2. Welding shall be in accordance with Article 2408.13 of the Standard Specifications. Welds shall utilize E70 or E80 series electrodes that have the same weathering characteristics as corrosion-resistance steel, or the gas metal arc welding process (Short Circuiting Transfer) with Carbon Dioxide/Argon shielding gas with ER80-D2 filler material conforming to AWS A5.28.

C. Quality Assurance.
All costs associated with the following inspection requirements for fabrication and finishes shall be paid by the manufacturer.

1. Welded tubular connections qualified per AWS D1.1-94 using short circuited gas metal arc process.

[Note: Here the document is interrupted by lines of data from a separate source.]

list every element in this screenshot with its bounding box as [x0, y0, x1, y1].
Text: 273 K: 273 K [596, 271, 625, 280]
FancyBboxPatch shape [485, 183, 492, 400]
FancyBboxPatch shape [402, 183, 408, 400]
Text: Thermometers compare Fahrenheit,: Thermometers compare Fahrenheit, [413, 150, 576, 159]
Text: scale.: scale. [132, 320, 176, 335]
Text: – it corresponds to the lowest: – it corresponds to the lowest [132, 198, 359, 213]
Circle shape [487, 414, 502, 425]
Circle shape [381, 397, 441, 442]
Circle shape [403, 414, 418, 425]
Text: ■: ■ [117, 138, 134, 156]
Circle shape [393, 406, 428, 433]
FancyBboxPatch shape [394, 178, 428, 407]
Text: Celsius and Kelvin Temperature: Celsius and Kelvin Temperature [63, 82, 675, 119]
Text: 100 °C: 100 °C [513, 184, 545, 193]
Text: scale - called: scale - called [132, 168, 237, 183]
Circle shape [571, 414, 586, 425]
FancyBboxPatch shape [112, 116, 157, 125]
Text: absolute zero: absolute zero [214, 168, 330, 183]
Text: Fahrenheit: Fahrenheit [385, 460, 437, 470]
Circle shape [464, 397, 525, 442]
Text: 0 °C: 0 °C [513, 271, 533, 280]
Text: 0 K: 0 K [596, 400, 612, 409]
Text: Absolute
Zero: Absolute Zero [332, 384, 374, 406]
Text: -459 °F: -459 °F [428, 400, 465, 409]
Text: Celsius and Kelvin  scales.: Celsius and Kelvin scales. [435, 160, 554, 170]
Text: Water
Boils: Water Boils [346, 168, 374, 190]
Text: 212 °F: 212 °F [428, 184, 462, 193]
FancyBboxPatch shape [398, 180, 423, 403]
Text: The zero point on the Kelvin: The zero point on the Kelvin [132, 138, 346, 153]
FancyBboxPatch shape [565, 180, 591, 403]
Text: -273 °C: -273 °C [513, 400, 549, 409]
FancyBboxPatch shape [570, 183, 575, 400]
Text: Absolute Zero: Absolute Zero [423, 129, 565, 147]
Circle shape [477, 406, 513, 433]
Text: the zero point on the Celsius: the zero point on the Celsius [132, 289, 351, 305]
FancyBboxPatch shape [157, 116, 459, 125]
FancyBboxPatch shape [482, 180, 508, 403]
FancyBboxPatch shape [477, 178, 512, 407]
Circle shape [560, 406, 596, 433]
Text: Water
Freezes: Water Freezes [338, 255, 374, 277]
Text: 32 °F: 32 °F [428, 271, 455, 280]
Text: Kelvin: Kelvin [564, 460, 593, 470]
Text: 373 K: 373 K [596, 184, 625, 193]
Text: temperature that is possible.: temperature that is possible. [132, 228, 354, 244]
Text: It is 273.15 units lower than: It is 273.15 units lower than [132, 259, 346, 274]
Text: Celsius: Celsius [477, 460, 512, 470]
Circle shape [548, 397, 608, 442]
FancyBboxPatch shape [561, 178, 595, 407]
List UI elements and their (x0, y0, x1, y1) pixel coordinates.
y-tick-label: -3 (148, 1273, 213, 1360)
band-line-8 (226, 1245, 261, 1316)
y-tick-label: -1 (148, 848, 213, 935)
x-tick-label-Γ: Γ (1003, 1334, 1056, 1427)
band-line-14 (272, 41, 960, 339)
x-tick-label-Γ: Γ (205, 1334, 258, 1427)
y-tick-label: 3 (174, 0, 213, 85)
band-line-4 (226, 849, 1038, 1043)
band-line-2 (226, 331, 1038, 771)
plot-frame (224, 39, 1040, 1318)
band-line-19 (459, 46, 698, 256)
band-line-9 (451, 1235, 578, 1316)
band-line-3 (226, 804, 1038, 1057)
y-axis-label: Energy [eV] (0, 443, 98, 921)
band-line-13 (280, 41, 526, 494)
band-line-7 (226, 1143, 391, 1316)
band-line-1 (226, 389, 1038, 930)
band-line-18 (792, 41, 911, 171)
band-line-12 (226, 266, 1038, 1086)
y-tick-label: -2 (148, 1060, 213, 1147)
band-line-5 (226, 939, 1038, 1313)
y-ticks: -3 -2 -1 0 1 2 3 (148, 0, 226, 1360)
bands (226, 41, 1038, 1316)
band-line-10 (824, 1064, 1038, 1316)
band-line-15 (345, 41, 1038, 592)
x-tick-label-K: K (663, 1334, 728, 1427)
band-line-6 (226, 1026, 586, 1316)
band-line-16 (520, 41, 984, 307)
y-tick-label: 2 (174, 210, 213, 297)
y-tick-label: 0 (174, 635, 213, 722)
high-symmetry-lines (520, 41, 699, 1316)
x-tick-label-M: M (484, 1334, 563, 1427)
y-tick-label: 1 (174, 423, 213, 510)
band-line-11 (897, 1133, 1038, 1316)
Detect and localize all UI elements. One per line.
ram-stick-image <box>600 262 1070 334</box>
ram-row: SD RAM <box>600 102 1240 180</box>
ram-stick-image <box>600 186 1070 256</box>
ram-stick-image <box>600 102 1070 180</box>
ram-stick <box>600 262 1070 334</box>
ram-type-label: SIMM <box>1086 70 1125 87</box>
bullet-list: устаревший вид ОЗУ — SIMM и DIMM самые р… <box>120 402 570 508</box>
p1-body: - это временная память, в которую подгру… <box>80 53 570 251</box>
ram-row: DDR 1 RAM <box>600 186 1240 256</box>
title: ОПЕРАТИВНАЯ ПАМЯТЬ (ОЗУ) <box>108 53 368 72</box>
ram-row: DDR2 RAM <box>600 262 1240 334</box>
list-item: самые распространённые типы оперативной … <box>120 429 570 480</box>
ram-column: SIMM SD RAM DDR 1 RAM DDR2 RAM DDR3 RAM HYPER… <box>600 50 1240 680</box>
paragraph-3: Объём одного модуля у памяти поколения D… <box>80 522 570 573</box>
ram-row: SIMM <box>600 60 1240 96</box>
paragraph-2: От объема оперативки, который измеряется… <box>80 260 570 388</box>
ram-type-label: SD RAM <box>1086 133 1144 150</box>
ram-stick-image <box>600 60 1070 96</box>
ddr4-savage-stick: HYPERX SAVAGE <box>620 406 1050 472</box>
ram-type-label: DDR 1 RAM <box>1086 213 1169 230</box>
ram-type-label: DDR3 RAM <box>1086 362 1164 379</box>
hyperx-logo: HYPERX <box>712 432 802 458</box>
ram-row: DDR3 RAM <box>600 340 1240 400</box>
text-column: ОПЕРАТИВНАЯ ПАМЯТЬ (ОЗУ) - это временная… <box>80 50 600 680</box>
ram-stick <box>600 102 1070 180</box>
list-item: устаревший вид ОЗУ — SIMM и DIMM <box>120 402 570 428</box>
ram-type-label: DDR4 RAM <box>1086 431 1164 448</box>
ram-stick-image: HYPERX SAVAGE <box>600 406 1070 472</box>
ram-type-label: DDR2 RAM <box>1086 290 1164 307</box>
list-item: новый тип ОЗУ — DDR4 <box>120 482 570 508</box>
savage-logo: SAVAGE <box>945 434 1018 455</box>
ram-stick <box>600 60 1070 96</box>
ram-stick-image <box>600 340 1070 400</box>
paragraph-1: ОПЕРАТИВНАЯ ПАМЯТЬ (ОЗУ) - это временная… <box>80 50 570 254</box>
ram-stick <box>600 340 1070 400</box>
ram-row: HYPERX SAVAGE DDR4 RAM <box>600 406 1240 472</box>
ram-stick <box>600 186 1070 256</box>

2. All welds to be visually inspected.

3. Base material certifications to be supplied by the material suppliers.

D. Weld Testing.
Nondestructive weld testing shall be performed by an independent agency, and shall be paid for by the manufacturer.

E. Finishes.
Unpainted bridges of weathering steel shall be sand blasted in accordance with the SSPC Surface Preparation Specification No. 6.

F. Delivery and Erection.

1. The bridge shall be delivered by truck to a location nearest to the site accessible by roadways. The Contractor shall be responsible for unloading the bridge from the truck at the time of arrival.

2. The manufacturer shall notify the Contractor in advance of the expected arrival time. Information regarding delays after the truck departs the plant such as inclement weather, delays in permits, rerouting by public agencies, or other circumstances shall be passed on to the Contractor as soon as possible.

3. The manufacturer shall advise the Contractor of the actual lifting weights, attachment points, and all other pertinent information needed to install the bridge. Unloading, splicing, bolting, and proper lifting equipment is the responsibility of the Contractor.

The Engineer will measure, by count, each Pre-engineered Steel Truss Recreational Trail Bridge installed.

For each Pre-engineered Steel Truss Recreational Trail Bridge furnished and erected, the Contractor will be paid the unit contract price. This payment shall be full compensation for designing, manufacturing, delivering, erecting, and assembling the unit complete as shown in the contract documents, with all foundations, footings, abutments, piers, pier caps, bearing plates, pads, bolts, anchor bolts, grouting, decking, railing, and any other materials, labor, and equipment necessary to complete the bridge in place.